A report by CoreLogic has made many investors sit up and listen with a wild suggestion that more than 50% of US homes are “overvalued”. While this latest report is attracting some interest and a range of comments, it is worth noting that the results are based purely on facts and figures as opposed to opinion. So, is the US property market really overvalued?
Recent house price performance
The annual increase in US house prices hit 7% in March 2018 and while it fell to 6.9% in April this is still a significant rise. Investment in property is still extremely popular in the US and with interest rates still relatively low (although starting to increase) many investors may be taking advantage of current rates. It is noticeable that short-term hits in investor confidence tend to turn around very quickly with investors seemingly looking to buy stocks and shares and property on any sign of weakness.

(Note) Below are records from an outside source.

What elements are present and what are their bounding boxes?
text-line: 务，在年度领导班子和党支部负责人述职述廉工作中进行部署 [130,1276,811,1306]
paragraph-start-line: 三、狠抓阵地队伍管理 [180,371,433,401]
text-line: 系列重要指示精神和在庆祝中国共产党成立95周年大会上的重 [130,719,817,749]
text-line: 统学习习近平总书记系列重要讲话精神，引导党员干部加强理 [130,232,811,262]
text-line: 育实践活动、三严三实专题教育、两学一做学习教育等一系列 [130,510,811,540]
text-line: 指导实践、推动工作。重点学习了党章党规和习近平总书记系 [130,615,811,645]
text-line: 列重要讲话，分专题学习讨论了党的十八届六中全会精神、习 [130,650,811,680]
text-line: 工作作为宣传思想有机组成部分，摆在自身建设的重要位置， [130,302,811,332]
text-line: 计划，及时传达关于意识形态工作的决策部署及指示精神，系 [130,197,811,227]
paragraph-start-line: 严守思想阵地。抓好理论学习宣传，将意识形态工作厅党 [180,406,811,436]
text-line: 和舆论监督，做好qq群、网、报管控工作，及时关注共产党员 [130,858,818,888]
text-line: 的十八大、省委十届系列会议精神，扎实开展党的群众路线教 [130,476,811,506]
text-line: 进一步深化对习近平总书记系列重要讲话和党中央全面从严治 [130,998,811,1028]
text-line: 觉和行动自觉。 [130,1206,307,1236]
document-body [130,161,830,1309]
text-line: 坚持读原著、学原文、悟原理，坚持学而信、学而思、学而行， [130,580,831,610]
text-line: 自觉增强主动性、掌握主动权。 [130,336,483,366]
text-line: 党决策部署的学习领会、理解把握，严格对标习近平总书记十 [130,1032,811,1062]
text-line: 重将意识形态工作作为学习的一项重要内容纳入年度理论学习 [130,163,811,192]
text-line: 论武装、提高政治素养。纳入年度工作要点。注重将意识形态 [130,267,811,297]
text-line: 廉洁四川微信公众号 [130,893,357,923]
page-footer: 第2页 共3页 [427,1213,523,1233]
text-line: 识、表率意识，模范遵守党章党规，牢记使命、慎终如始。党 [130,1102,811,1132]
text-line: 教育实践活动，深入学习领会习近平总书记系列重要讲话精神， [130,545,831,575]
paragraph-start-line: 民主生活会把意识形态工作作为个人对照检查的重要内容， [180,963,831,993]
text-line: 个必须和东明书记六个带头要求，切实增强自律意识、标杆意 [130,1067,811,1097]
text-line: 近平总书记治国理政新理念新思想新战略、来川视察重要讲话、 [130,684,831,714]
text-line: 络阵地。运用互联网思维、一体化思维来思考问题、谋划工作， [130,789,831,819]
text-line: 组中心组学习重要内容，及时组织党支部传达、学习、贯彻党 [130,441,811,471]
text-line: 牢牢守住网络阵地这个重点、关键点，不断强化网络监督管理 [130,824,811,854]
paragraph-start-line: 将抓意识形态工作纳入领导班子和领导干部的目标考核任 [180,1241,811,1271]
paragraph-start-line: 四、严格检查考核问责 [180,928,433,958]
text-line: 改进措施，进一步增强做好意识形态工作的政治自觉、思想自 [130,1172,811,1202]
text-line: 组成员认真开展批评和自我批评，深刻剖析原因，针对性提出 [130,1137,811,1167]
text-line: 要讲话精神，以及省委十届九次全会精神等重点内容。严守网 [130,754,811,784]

The ongoing gradual increase in US interest rates may well curtail any similar price rises in the short to medium term but do not expect a major downturn in US property prices in the foreseeable future.
The headlines suggesting that 52% of US property markets were “overvalued” in April certainly attracted attention. CoreLogic arrived at this opinion after taking into account long term local market fundamentals such as disposable income. Where the average price of property is at least 10% greater than its long-term sustainable value this is deemed to be “overvalued”. On the flipside of the coin, using the same mathematical approach, 34% of the largest US property markets are deemed to be fair value with 14% undervalued.
It is worth noting that in March the same approach revealed that 50% of US property markets were overvalued which would seem to suggest the upward trend is still intact. It is worth noting that CoreLogic recently revised upwards its expectations of house price growth in 2018 from 5.2% up to 5.3%.
Lack of supply
As with many developed markets around the world there is a distinct lack of supply when it comes to homes. There is no doubt this is causing a significant percentage of the recent house price rises as investors scramble and fight for those properties on the market. There appears to be most interest in US entry-level properties and with developers tending to focus on the luxury end this will not really help short to medium term supply problems.
It is highly likely that the ongoing increase in mortgage rates, albeit from relatively low levels, will have a cooling effect at some point. Indeed this may flush out would-be property sellers who have been holding on for the best price awaiting indications the market may have topped out. This has been the hope of many property investors for some time although in reality the market keeps going from strength to strength.
It is becoming more apparent across worldwide property markets that traditional measurement metrics are no longer relevant in the current low cost finance environment. The gradual increase in US base rates will at some point impact demand for property but as the figures for March and April show, a chronic shortage of supply is certainly helping to push prices to what many see as unsustainable levels. In reality a US property house price bubble is starting to emerge in some states but the authorities have sufficient tools at their disposal to hopefully deflate this in a controlled manner.